Simpatizo con Plataforma
Buenos días:
El sábado estuve en la inauguración del nuevo local de Plataforma. Al principio me sentí un poco tensa, saben? He llevado durante años en mis interioridades, una especie de pared supurando hostilidad hacia cualquier formación política, y diría también, hacia cualquier entidad que exija un mínimo de compromiso. Ha sido una lucha interna terrible y enganchosa, llena de dudas crónicas que me llenaba de granos la conciencia. Porque ella, mi conciencia, obcecada y cabezona encapsuló la idea de reivindicar en solitario (consecuencia del desencanto), y no pudiendo abandonar esta especie de movida innata que le viene de herencia (ya saben, padre rojo, muy rojo, casi morado a veces, diría yo), salta de un sitio a otro cual abejita salta de flor en flor.
Pues bien, resulta que simpatizo con Plataforma. A raíz de unos problemillas me fui acercando a ellas y ellos, y después de decirle todo lo que pensaba anteriormente; que me caían como el culo por sus formas, no por su ideología, y otras preciosidades que no vienen al caso, me fui adentrando cada vez más sin perder mi inflexible postura de ir por suelta.
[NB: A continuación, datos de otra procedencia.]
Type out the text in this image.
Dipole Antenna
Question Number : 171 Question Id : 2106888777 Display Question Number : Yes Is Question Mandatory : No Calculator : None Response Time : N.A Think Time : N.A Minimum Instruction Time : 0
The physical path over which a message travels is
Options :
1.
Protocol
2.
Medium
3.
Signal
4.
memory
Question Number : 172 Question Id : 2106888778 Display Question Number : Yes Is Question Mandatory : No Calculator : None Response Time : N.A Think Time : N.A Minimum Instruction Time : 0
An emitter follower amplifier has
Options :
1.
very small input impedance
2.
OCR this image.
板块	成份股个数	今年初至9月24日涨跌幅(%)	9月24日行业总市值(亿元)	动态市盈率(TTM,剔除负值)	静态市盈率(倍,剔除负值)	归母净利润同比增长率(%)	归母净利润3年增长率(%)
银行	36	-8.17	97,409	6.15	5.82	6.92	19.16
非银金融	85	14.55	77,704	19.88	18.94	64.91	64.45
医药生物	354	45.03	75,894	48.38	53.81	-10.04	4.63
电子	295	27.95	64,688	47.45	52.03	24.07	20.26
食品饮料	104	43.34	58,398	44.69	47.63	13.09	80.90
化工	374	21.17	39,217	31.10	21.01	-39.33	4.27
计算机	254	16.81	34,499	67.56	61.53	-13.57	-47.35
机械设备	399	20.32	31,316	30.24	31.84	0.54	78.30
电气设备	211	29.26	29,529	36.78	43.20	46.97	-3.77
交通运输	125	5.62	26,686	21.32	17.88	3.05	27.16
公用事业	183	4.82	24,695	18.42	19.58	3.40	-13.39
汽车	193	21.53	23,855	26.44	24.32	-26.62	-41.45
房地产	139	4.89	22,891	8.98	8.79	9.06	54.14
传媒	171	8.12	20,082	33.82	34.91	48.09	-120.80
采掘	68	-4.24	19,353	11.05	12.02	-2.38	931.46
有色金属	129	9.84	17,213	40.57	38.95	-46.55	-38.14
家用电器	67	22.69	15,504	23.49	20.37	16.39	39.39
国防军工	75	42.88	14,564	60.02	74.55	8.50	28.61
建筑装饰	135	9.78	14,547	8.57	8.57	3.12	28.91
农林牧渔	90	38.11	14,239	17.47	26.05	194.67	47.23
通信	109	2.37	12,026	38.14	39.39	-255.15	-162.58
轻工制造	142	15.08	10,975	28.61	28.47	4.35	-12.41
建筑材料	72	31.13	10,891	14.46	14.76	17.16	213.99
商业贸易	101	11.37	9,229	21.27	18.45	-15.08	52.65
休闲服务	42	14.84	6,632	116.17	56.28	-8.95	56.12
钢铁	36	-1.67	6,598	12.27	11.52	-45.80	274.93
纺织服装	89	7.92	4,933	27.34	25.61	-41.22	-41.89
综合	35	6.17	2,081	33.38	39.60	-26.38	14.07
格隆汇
Observando que a pesar de ponerlas/os lindas y lindos, aceptaban mi colaboración, escuchaban mis propuestas, lanzaban actividades que me inquietan, no me comentaban nada de incorporarme a sus filas, y sobre todo ser consecuente con la idea de que hay que archivar el pasado, trabajar con el presente para fortalecer un futuro, pues eso, creo, que empezó a reblandecer mis hostilidades.
Otro hecho que puso a temblar mi esquema antiasociacionismo fue ver a Iniciativa, en la inauguración, compartiendo con Plataforma, el partido con el que ha tenido la historia más áspera y acida, su progreso. Me pareció una intención de acercamiento que desde luego lo valoro positivamente. Algo ha cambiado, o está cambiando, quiero pensar que es para bien.
En fin, que ya tenia yo mi pared medio derrumbada hablando con la buena gente que conozco sin tener en cuenta sus tendencias, cuando de repente la ultima reflexión que tuve con un filósofo al que respeto mucho aunque tengamos diferencias, acabó por aplastar mis últimos ladrillos.
Y heme aquí, más tranquila y convencida de que la decisión que tomé será una nueva experiencia en el trabajo reivindicativo que compartiré con Plataforma.
No hay más. He reconocido que dar oportunidad de cambiar y experimentar nuevos caminos es signo de madurez, así que, yo me la he dado y ya no me pesa nada.
He de aclarar que las personas con quien he hablado para reafirmar mi decisión no me han presionado en ningún momento, todas han tenido una postura objetiva y reflexiva sobre la participación social más comprometida. Así lo he visto.